Im writing a compiler, and Im learning very quickly about how little I know. This post is lovingly titled Part 1 because I have a feeling theres more where this came from.


Quick little introduction to the project:

  • Im writing a compiler for a language I’m designing
  • Written in Rust
  • Handwritten LL(1) parser
  • Cranelift for codegen

Preliminary syntax looks like this:

fn fib(n: i32): i32 = {
    let result: i32 = 0;
    if n <= 1 then {
        result = n;
    } else {
        result = fib(n - 1) + fib(n - 2);
    }
    return result;
}

And this code does actually run at this point in time.


I’ve been making a lot of progress over the last few weeks, and I would consider the current state of the project a good MVP, and now’s the time to really hit the brakes and think about the correctness of the pipeline. I admit it’s really quite wrong in a lot of ways.

The biggest issue is that It preforms no sort of AST validation or lowering.

Yes. I’m doing codegen directly from the loosely typed AST. This is usually how you’d do it in a toy language, or in a language with a much looser type system, but theres a couple reasons this is almost always a bad idea.

- It forces you to handle typing in the codegen phase.

This might be the most significant issue. If your language has any sort of type-system, it’s gotta go somewhere. So if it’s not its own step in the frontend section, you’re just kicking the can down the road, and increasing the complexity of the codegen phase.

The way I have it right now, the code generation code is littered with type checks. Coercions don’t exist right now, all types need to match up exactly, but if they did exist, let-alone any more complex level of inference, the codegen phase would be even more of a nightmare than it already is.

I’m still sorting out how I want to handle this from an architecture perspective. The general idea is kinda like what the parser does already; it follows a sort of “grammar” that sets up a space of possibilities and expectations for what the type of a node should be based on the nodes around it.

- Without any sort of Intermediate Representation (IR), any changes to your syntax trickles down into codegen.

I’m gonna admit that I didn’t really realize this one until encountering it directly. Until taking on this project, I wasn’t really sure what the point of IR was besides doing your own optimizations, and my choice was to let LLVM or Cranelift worry about that.

But the real benefit of IR is that it’s a stable interface between the frontend and the backend. If have an expressive enough IR, you’d be able to change or add features to your language without needing to make a special case for it in the codegen phase.

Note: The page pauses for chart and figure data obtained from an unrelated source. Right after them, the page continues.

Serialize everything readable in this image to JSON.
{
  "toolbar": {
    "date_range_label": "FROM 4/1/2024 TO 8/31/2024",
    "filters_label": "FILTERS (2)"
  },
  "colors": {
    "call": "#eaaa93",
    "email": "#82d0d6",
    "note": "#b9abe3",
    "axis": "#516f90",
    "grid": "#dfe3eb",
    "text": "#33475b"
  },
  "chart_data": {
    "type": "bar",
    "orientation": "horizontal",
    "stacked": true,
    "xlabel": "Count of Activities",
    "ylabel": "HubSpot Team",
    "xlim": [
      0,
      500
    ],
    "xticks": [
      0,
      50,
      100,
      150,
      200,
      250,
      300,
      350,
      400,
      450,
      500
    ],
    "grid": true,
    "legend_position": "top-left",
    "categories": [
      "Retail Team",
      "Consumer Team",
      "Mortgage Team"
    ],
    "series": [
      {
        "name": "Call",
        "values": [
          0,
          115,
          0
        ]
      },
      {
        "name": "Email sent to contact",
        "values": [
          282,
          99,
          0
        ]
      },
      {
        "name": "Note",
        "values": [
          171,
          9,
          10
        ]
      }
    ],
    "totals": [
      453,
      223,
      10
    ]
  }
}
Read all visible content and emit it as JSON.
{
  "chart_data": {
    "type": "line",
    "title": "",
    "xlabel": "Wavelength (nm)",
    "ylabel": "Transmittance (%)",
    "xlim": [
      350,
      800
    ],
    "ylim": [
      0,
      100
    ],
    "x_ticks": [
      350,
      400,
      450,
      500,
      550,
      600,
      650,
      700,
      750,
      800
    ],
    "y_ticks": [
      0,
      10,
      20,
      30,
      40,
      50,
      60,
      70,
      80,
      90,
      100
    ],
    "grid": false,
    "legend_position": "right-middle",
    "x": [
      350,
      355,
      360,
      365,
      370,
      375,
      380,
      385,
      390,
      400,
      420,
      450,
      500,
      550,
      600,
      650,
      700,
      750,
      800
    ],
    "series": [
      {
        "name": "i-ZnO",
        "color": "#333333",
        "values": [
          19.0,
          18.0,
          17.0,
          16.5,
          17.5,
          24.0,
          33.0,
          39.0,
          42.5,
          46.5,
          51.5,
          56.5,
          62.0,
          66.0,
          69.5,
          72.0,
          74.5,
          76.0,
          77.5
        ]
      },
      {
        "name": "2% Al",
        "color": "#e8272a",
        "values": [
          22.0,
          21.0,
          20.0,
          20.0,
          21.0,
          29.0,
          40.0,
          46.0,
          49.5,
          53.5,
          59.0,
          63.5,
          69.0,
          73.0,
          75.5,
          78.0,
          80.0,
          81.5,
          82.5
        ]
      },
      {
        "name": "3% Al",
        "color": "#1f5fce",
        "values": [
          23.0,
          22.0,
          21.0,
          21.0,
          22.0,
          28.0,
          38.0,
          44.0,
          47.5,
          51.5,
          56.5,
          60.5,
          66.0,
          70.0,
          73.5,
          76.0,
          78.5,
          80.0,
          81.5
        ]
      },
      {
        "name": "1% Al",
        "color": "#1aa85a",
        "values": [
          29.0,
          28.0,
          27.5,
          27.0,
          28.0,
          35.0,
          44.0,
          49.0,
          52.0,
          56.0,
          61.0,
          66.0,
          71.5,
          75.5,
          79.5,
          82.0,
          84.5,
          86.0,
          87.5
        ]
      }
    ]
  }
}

An example that really helped me understand this was the difference between loops like for, while, and do-while. In my current setup, each of these would be represented by a different Statement variant, and would need to be handled seperately during codegen. But these loops aren’t super different in how they behave; their behavior can mostly be defined by much simpler language features to reduce duplication.

For example, the construction of a while loop would look something like this:

label loop_start:
    evaluate the condition
    if condition is false, jump to loop_end

    evaluate the body
    jump to loop_start

label loop_end:
    ...

And a do-while loop would look like this:

label loop_start:
    evaluate the body
    evaluate the condition
    if condition is true, jump to loop_start

label loop_end:
    ...

When you are doing code generation directly from the AST, you’d need to handle these two cases seperately, but looking at the way the loops are constructed, you can see that they’re mostly the same, and only differ in where the condition is evaluated.

So in order to be able to handle a for, while, and do-while loop in the frontend, your middle-end IR just needs to be able to represend and infinite loop, and an if statement. For example:

// while loop
loop {
    if $condition break;
    $body
}

// do-while loop
loop {
    $body
    if $condition break;
}

// for loop
loop {
    $init
    if $condition break;
    $body
    $update
}

Using an IR that can express loops like this, my language might only have one of these loop types, but implementing the others would be as simple as generating a different ordering of a much simpler set of instructions.

Now that I see the point of IR, I know that its a necessary step in the pipeline, but its not gonna be an easy retrofit. Now that I have a mostly functioning language, inserting a lowering step in the middle is gonna be very difficult, and I’m still thinking about how to properly go about it.

At this point in the project, I have basically completely stopped working on it so I can do a lot of research and learning about the academics of compiler design. I’m betting that it will be on-pause for a long while, but I’m excited to get over the hurdle and start making some of the features I’ve been most excited to explore.

When I get closer to that point, I hope to write some posts about some of the things that might set this language apart from others.